In the end, it was a clumsy and cruel attempt to frighten poor families. The school board should never have allowed it. Accepting the offer was, under the circumstances, the better (or perhaps the least disgraceful) choice. But there’s another unhealthy feature of this story that we should consider.

More and more, Americans are substituting the kindness of strangers for just and equitable policy. We see this trend in the story of the Pennsylvania school. We see this in the many crowdsourcing efforts to pay medical bills. We see it in headlines like “Heartwarming!! This Girl’s Family Couldn’t Afford A Wheelchair, So Her Nurses Pooled Their Money And Got Her One!” We’re meant to celebrate the generosity of the nurses, or the billionaire who paid for a college class’s debt, or the CEO who paid for the school lunches.
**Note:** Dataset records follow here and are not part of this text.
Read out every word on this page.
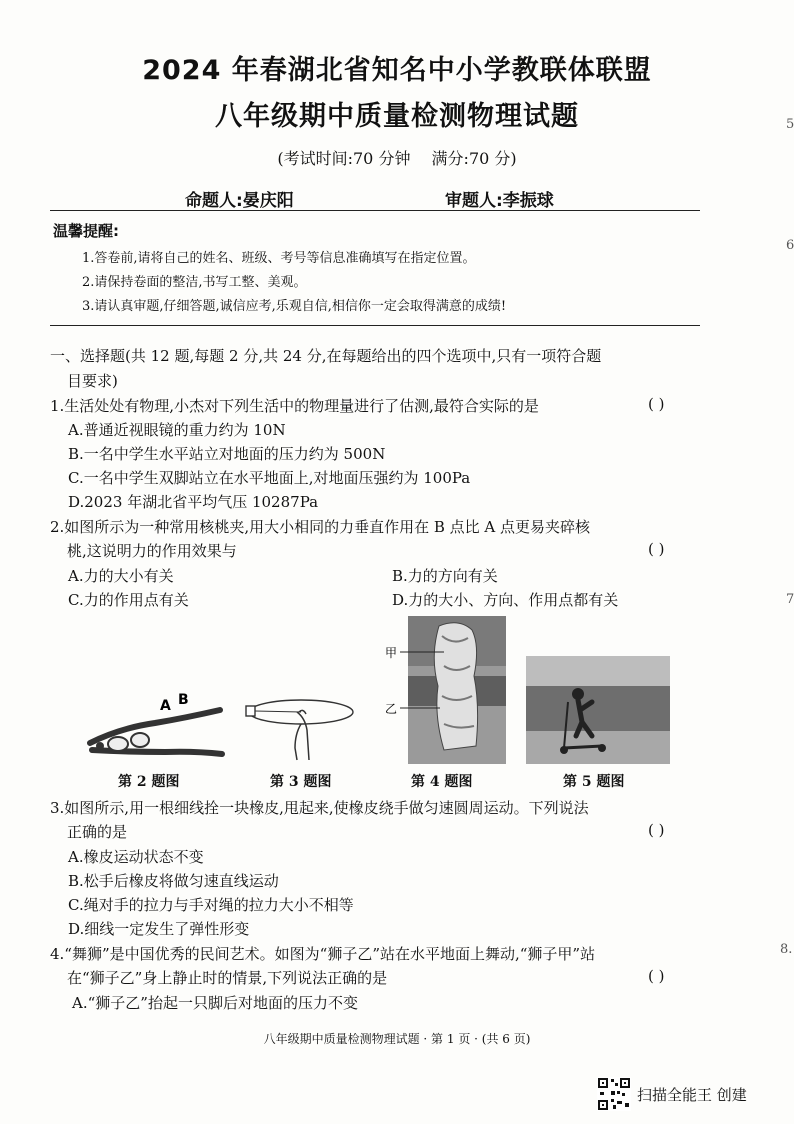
2024 年春湖北省知名中小学教联体联盟
八年级期中质量检测物理试题
(考试时间:70 分钟 满分:70 分)
命题人:晏庆阳	审题人:李振球
温馨提醒:
1.答卷前,请将自己的姓名、班级、考号等信息准确填写在指定位置。
2.请保持卷面的整洁,书写工整、美观。
3.请认真审题,仔细答题,诚信应考,乐观自信,相信你一定会取得满意的成绩!
一、选择题(共 12 题,每题 2 分,共 24 分,在每题给出的四个选项中,只有一项符合题
目要求)
1.生活处处有物理,小杰对下列生活中的物理量进行了估测,最符合实际的是	( )
A.普通近视眼镜的重力约为 10N
B.一名中学生水平站立对地面的压力约为 500N
C.一名中学生双脚站立在水平地面上,对地面压强约为 100Pa
D.2023 年湖北省平均气压 10287Pa
2.如图所示为一种常用核桃夹,用大小相同的力垂直作用在 B 点比 A 点更易夹碎核
桃,这说明力的作用效果与	( )
A.力的大小有关	B.力的方向有关
C.力的作用点有关	D.力的大小、方向、作用点都有关
A B
甲
乙
第 2 题图	第 3 题图	第 4 题图	第 5 题图
3.如图所示,用一根细线拴一块橡皮,甩起来,使橡皮绕手做匀速圆周运动。下列说法
正确的是	( )
A.橡皮运动状态不变
B.松手后橡皮将做匀速直线运动
C.绳对手的拉力与手对绳的拉力大小不相等
D.细线一定发生了弹性形变
4.“舞狮”是中国优秀的民间艺术。如图为“狮子乙”站在水平地面上舞动,“狮子甲”站
在“狮子乙”身上静止时的情景,下列说法正确的是	( )
A.“狮子乙”抬起一只脚后对地面的压力不变
八年级期中质量检测物理试题 · 第 1 页 · (共 6 页)
扫描全能王 创建
5
6
7
8.
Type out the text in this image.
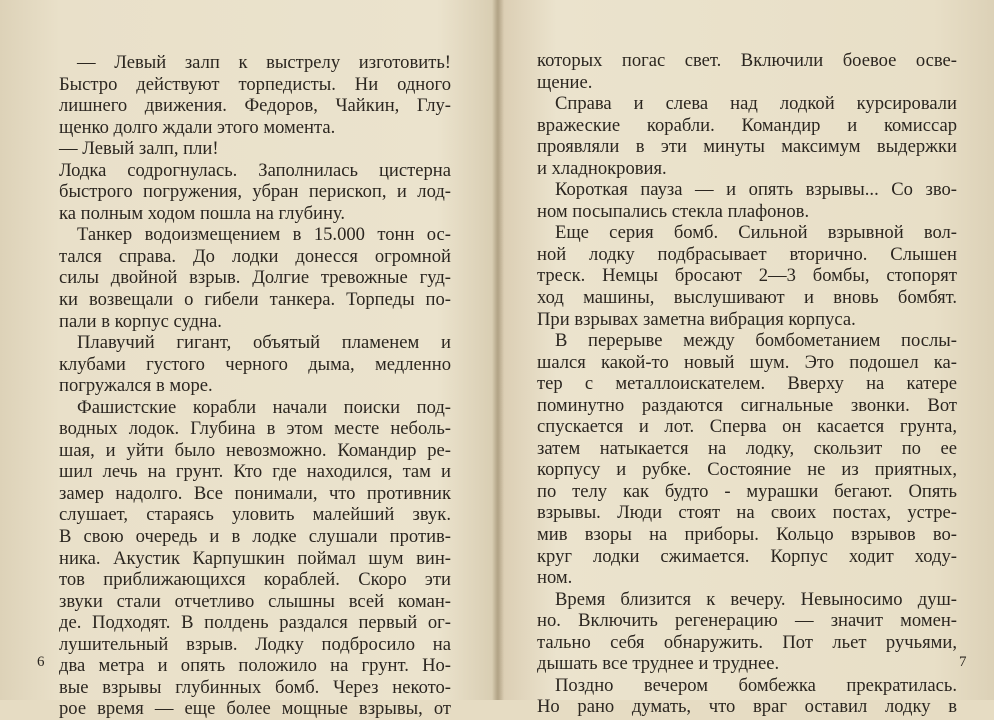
— Левый залп к выстрелу изготовить!
Быстро действуют торпедисты. Ни одного
лишнего движения. Федоров, Чайкин, Глу-
щенко долго ждали этого момента.
— Левый залп, пли!
Лодка содрогнулась. Заполнилась цистерна
быстрого погружения, убран перископ, и лод-
ка полным ходом пошла на глубину.
Танкер водоизмещением в 15.000 тонн ос-
тался справа. До лодки донесся огромной
силы двойной взрыв. Долгие тревожные гуд-
ки возвещали о гибели танкера. Торпеды по-
пали в корпус судна.
Плавучий гигант, объятый пламенем и
клубами густого черного дыма, медленно
погружался в море.
Фашистские корабли начали поиски под-
водных лодок. Глубина в этом месте неболь-
шая, и уйти было невозможно. Командир ре-
шил лечь на грунт. Кто где находился, там и
замер надолго. Все понимали, что противник
слушает, стараясь уловить малейший звук.
В свою очередь и в лодке слушали против-
ника. Акустик Карпушкин поймал шум вин-
тов приближающихся кораблей. Скоро эти
звуки стали отчетливо слышны всей коман-
де. Подходят. В полдень раздался первый ог-
лушительный взрыв. Лодку подбросило на
два метра и опять положило на грунт. Но-
вые взрывы глубинных бомб. Через некото-
рое время — еще более мощные взрывы, от
6
которых погас свет. Включили боевое осве-
щение.
Справа и слева над лодкой курсировали
вражеские корабли. Командир и комиссар
проявляли в эти минуты максимум выдержки
и хладнокровия.
Короткая пауза — и опять взрывы... Со зво-
ном посыпались стекла плафонов.
Еще серия бомб. Сильной взрывной вол-
ной лодку подбрасывает вторично. Слышен
треск. Немцы бросают 2—3 бомбы, стопорят
ход машины, выслушивают и вновь бомбят.
При взрывах заметна вибрация корпуса.
В перерыве между бомбометанием послы-
шался какой-то новый шум. Это подошел ка-
тер с металлоискателем. Вверху на катере
поминутно раздаются сигнальные звонки. Вот
спускается и лот. Сперва он касается грунта,
затем натыкается на лодку, скользит по ее
корпусу и рубке. Состояние не из приятных,
по телу как будто - мурашки бегают. Опять
взрывы. Люди стоят на своих постах, устре-
мив взоры на приборы. Кольцо взрывов во-
круг лодки сжимается. Корпус ходит ходу-
ном.
Время близится к вечеру. Невыносимо душ-
но. Включить регенерацию — значит момен-
тально себя обнаружить. Пот льет ручьями,
дышать все труднее и труднее.
Поздно вечером бомбежка прекратилась.
Но рано думать, что враг оставил лодку в
7
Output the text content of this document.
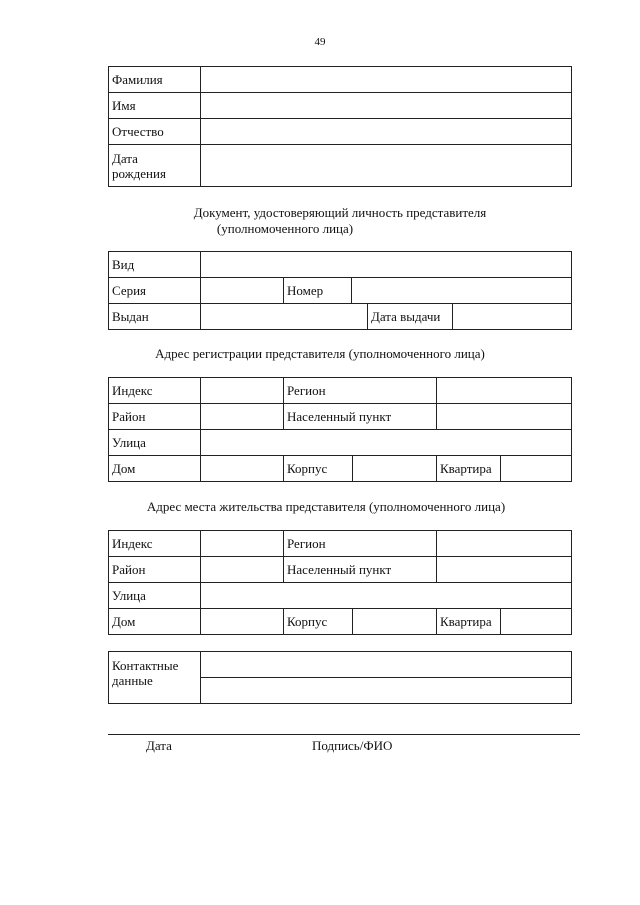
49
Фамилия	
Имя	
Отчество	
Дата
рождения	
Документ, удостоверяющий личность представителя
(уполномоченного лица)
Вид					
Серия		Номер			
Выдан				Дата выдачи	
Адрес регистрации представителя (уполномоченного лица)
Индекс		Регион			
Район		Населенный пункт			
Улица					
Дом		Корпус		Квартира	
Адрес места жительства представителя (уполномоченного лица)
Индекс		Регион			
Район		Населенный пункт			
Улица					
Дом		Корпус		Квартира	
Контактные
данные	

Дата	Подпись/ФИО
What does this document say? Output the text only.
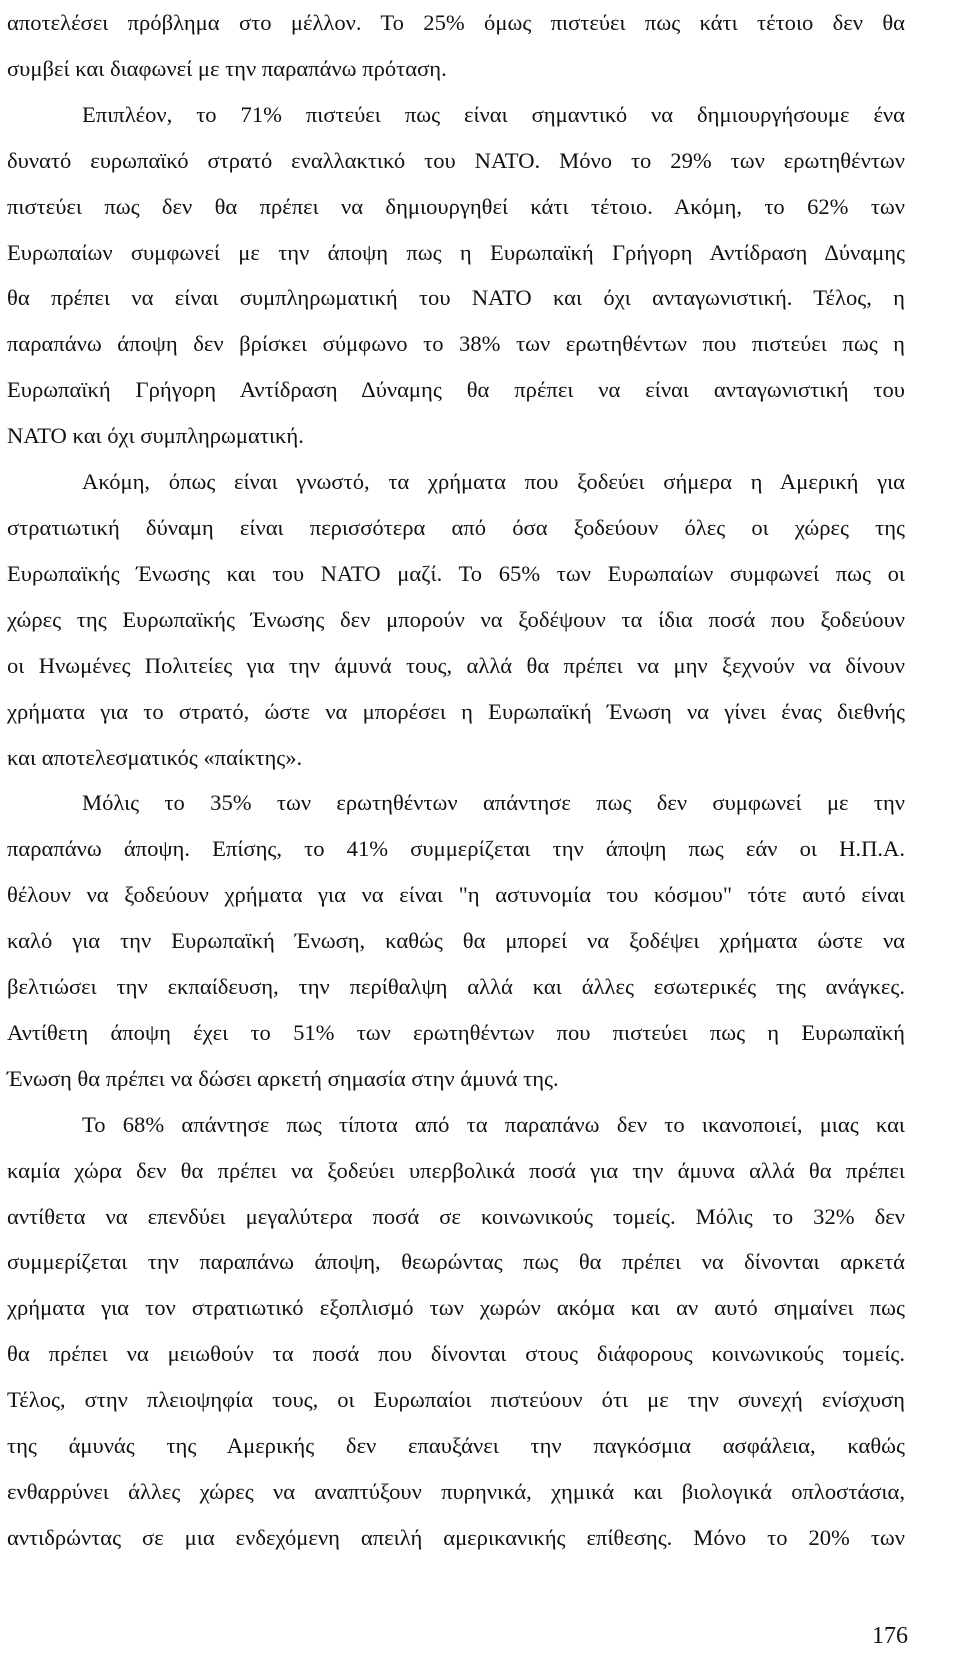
αποτελέσει πρόβλημα στο μέλλον. Το 25% όμως πιστεύει πως κάτι τέτοιο δεν θα

συμβεί και διαφωνεί με την παραπάνω πρόταση.

Επιπλέον, το 71% πιστεύει πως είναι σημαντικό να δημιουργήσουμε ένα

δυνατό ευρωπαϊκό στρατό εναλλακτικό του ΝΑΤΟ. Μόνο το 29% των ερωτηθέντων

πιστεύει πως δεν θα πρέπει να δημιουργηθεί κάτι τέτοιο. Ακόμη, το 62% των

Ευρωπαίων συμφωνεί με την άποψη πως η Ευρωπαϊκή Γρήγορη Αντίδραση Δύναμης

θα πρέπει να είναι συμπληρωματική του ΝΑΤΟ και όχι ανταγωνιστική. Τέλος, η

παραπάνω άποψη δεν βρίσκει σύμφωνο το 38% των ερωτηθέντων που πιστεύει πως η

Ευρωπαϊκή Γρήγορη Αντίδραση Δύναμης θα πρέπει να είναι ανταγωνιστική του

ΝΑΤΟ και όχι συμπληρωματική.

Ακόμη, όπως είναι γνωστό, τα χρήματα που ξοδεύει σήμερα η Αμερική για

στρατιωτική δύναμη είναι περισσότερα από όσα ξοδεύουν όλες οι χώρες της

Ευρωπαϊκής Ένωσης και του ΝΑΤΟ μαζί. Το 65% των Ευρωπαίων συμφωνεί πως οι

χώρες της Ευρωπαϊκής Ένωσης δεν μπορούν να ξοδέψουν τα ίδια ποσά που ξοδεύουν

οι Ηνωμένες Πολιτείες για την άμυνά τους, αλλά θα πρέπει να μην ξεχνούν να δίνουν

χρήματα για το στρατό, ώστε να μπορέσει η Ευρωπαϊκή Ένωση να γίνει ένας διεθνής

και αποτελεσματικός «παίκτης».

Μόλις το 35% των ερωτηθέντων απάντησε πως δεν συμφωνεί με την

παραπάνω άποψη. Επίσης, το 41% συμμερίζεται την άποψη πως εάν οι Η.Π.Α.

θέλουν να ξοδεύουν χρήματα για να είναι "η αστυνομία του κόσμου" τότε αυτό είναι

καλό για την Ευρωπαϊκή Ένωση, καθώς θα μπορεί να ξοδέψει χρήματα ώστε να

βελτιώσει την εκπαίδευση, την περίθαλψη αλλά και άλλες εσωτερικές της ανάγκες.

Αντίθετη άποψη έχει το 51% των ερωτηθέντων που πιστεύει πως η Ευρωπαϊκή

Ένωση θα πρέπει να δώσει αρκετή σημασία στην άμυνά της.

Το 68% απάντησε πως τίποτα από τα παραπάνω δεν το ικανοποιεί, μιας και

καμία χώρα δεν θα πρέπει να ξοδεύει υπερβολικά ποσά για την άμυνα αλλά θα πρέπει

αντίθετα να επενδύει μεγαλύτερα ποσά σε κοινωνικούς τομείς. Μόλις το 32% δεν

συμμερίζεται την παραπάνω άποψη, θεωρώντας πως θα πρέπει να δίνονται αρκετά

χρήματα για τον στρατιωτικό εξοπλισμό των χωρών ακόμα και αν αυτό σημαίνει πως

θα πρέπει να μειωθούν τα ποσά που δίνονται στους διάφορους κοινωνικούς τομείς.

Τέλος, στην πλειοψηφία τους, οι Ευρωπαίοι πιστεύουν ότι με την συνεχή ενίσχυση

της άμυνάς της Αμερικής δεν επαυξάνει την παγκόσμια ασφάλεια, καθώς

ενθαρρύνει άλλες χώρες να αναπτύξουν πυρηνικά, χημικά και βιολογικά οπλοστάσια,

αντιδρώντας σε μια ενδεχόμενη απειλή αμερικανικής επίθεσης. Μόνο το 20% των

176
Those are fine gestures, but charity is no replacement for just policies, and the random kindness of strangers cannot make up for the absence of political will that allows this kind of desperation to become as common as it has. It’s not much different from playing the lottery: just as haphazard, as dependent on being in the right place at the right time, as illusory a fix for insecurity.

Neither can religious organizations bridge the gap. It isn’t their vocation to bridge the gap. That task is given to all of us — to all of society, in order to (in the US Constitution’s words) “promote the general Welfare.”

The Rev.  Karl W. Runser serves as the pastor of the Southern Clinton County Lutheran Parish and as a LAMPa Policy Council member representing the Upper Susquehanna Synod.